Is this person a forum member?????


----------



## jcdeboever (Jun 19, 2016)

He is alive and doing well. Just send him a PM.


----------



## snowbear (Jun 19, 2016)

BananaRepublic said:


> Ive been missing too but none of you SOBs noticed that did you.




I noticed after I cleared my "ignore" list.


----------



## annamaria (Jun 19, 2016)

I've been wondering here lately about Derrell, I miss his presence and knowledgeable answers.  Hope he comes back.


----------



## astroNikon (Jun 19, 2016)

jcdeboever said:


> He is alive and doing well. Just send him a PM.


Who?  BananaRepublic?


----------



## otherprof (Jun 19, 2016)

astroNikon said:


> By the way, has anyone seen BananaRepublic lately ??
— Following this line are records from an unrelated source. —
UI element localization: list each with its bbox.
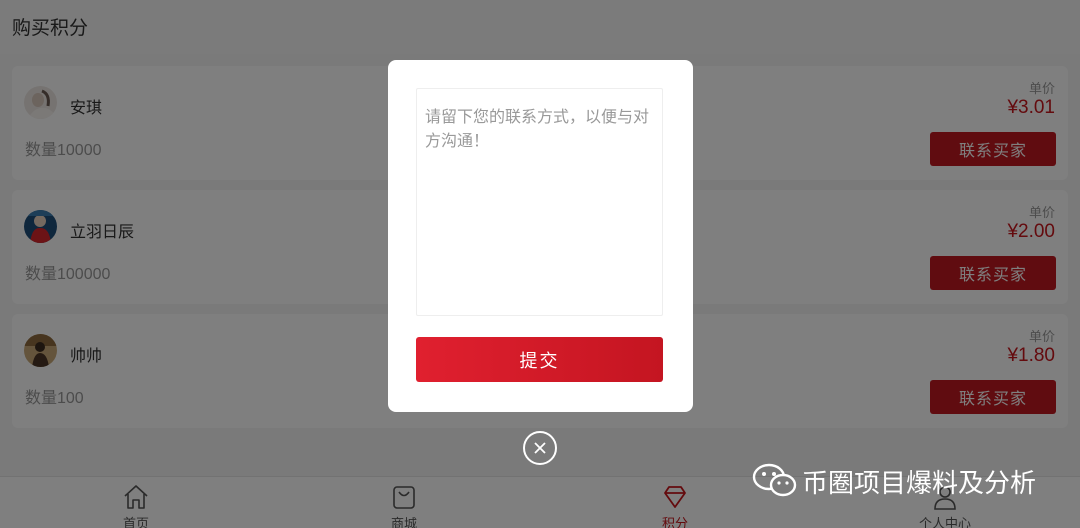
contact-info-textarea[interactable] (416, 88, 663, 316)
watermark-text: 币圈项目爆料及分析 (802, 469, 1037, 499)
contact-dialog: 提交 (388, 60, 693, 412)
wechat-icon (752, 463, 797, 497)
close-icon (534, 442, 546, 454)
submit-button[interactable]: 提交 (416, 337, 663, 382)
close-dialog-button[interactable] (523, 431, 557, 465)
Who? (Sorry, I couldn't stop myself.)


----------



## table1349 (Jun 20, 2016)

*Darrell *oh *Darrell*, where are you.  Come back *Darrell*.




If this does't work he won't be back.  He hates it when you misspell his name.


----------



## astroNikon (Jun 20, 2016)

gryphonslair99 said:


> *Darrell *or *Darrell*, where are you.  Come back *Darrell*.
> 
> If this does't work he won't be back.  He hates it when you misspell his name.


I've seen Larry, just not Derrel or Darrel.


----------